Ja, ja. Meses con la amenaza “porcina”, y en menos de una semana el mundo se había acabado por el mal llamado “T-virus”como algunos fanáticos a los videojuegos de Resident Evil habían decidido llamar a esa cosa que nos reanimaba después de muertos solamente para llevar una existencia aún más patética que la que llevábamos en vida. La existencia de un “no-muerto”.
Aún no puedo creer que no me haya dado cuenta de lo que sucedía. Tal vez tanta basura en la ignorante sociedad acabó por fundir mi cerebro al igual que ha hecho con otras tantas personas. Las señales eran claras. O por lo menos lo son ahora.
Supongo que en “esos” tiempos los disturbios no serían más que una chispa entre tantos incendios que consumían al mundo.
Cientos de disturbios en las principales ciudad de distintos países, sangrientos combates entre civiles y policías, movilizaciones militares, millones de muertos a nivel mundial.

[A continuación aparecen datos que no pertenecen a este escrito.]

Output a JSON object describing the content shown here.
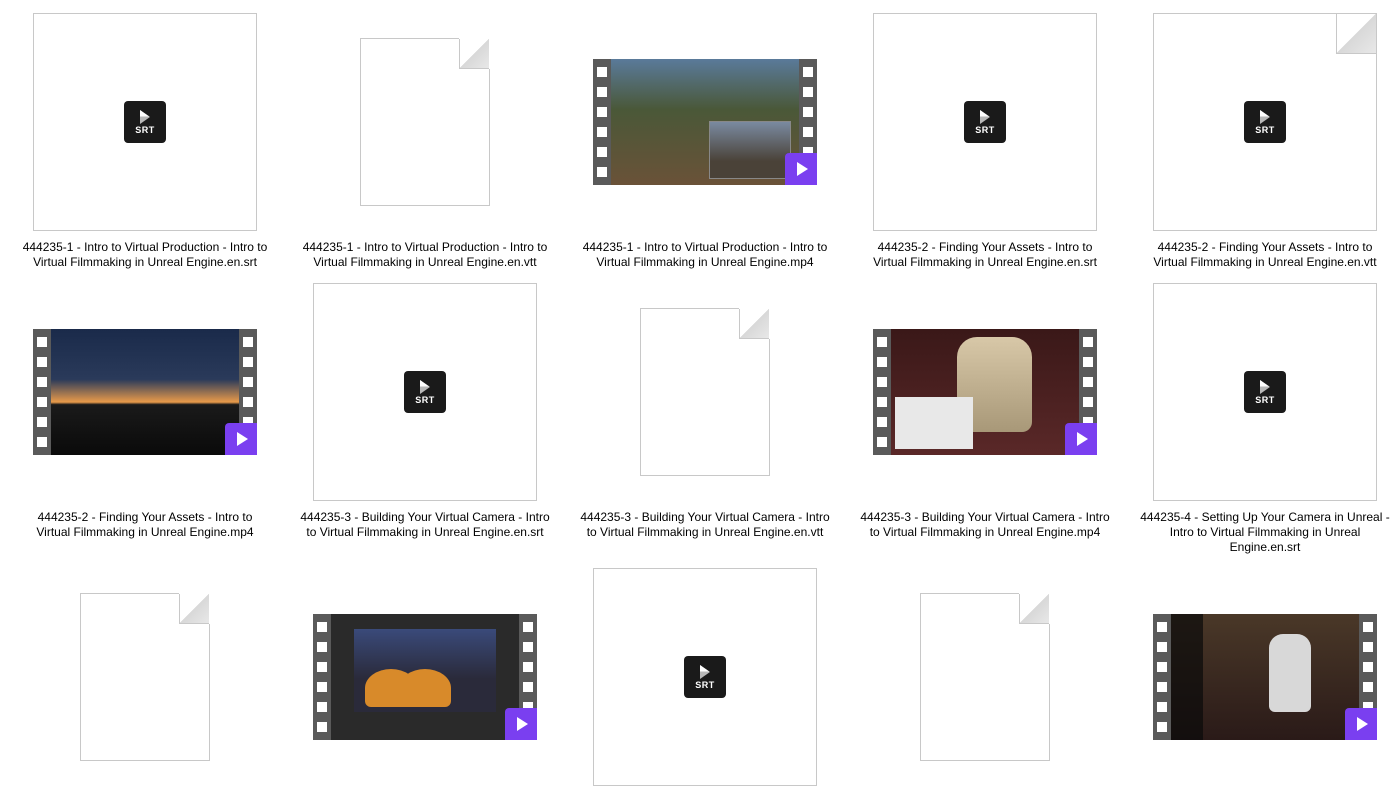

Casi se podría decir que el Apocalipsis había llegado, con sus hilos manejados desde las sombras por el Anticristo.
Para mí, eso no es más que mitología. Fanatismo religioso que se empeñó en buscar una explicación en las ma llamadas sagradas escrituras (que para mi no es más un libro gordo que sólo ocupa mucho espacio. Poco útil e interesante cuando intentas sobrevivir).
Todo lo que estoy diciendo y todo lo que diré lo deduje uniendo distintos comentarios entre todas las personas que he llegado a conocer. Desearía que mis suposiciones sean erróneas, pero lo dudo.
Continúo con mis recuerdos…
Ignorantes del porqué sucedían tales cosas en el mundo, las personas huyeron del caos de su país a otros donde aún no se presentaban los disturbios ni los altos índices de muerte. Que triste… ellos mismos eran mensajeros del caos del que intentaban huir al abandonar su país. No eran más que meros recipientes de un terror aún no nato.
Pero en Venezuela, como siempre, “todo está excesivamente normal”, tal y como dijo el ex vicepresidente Rangel, que como el resto de las personas a estas alturas debía estar despedazado. O escondido en un agujero como la rata que es.
Todo se desencadenó un día. Todo el caos de uñas, dientes, carne y sangre se desencadenó antes de que alguien pudiera movilizar a las tropas u ocultarse bajo tierra.
Nadie tuvo tiempo de preguntarse qué era lo que sucedía. Antes de que la pregunta aflorara en sus cabezas, la respuesta (podrida y muerta) ya estaba en las calles aporreando a la puerta.
Nadie supo ni cómo ni cuándo, y aún peor; el porqué. Y para los que sabían ya era demasiado tarde.
Los que quedamos sólo sabemos esto; los muertos caminan, y están acabando con nosotros.
Tal vez la extinción es lo único que nos espera de brazos abiertos al final del camino… ¡pero no dejaré que esos bastardos me maten sin antes llevarme conmigo a todos los que pueda!
Pero… ¿cuántos hay?
Me monté en la camionetita como todos los días para ir al colegio. Aún recuerdo la discusión que tuve con el conductor. Quería cobrarme el pasaje completo alegando la importancia de su servicio. Le dije que si me cobraba el pasaje completo, iría ante el INTTT y lo denunciaría.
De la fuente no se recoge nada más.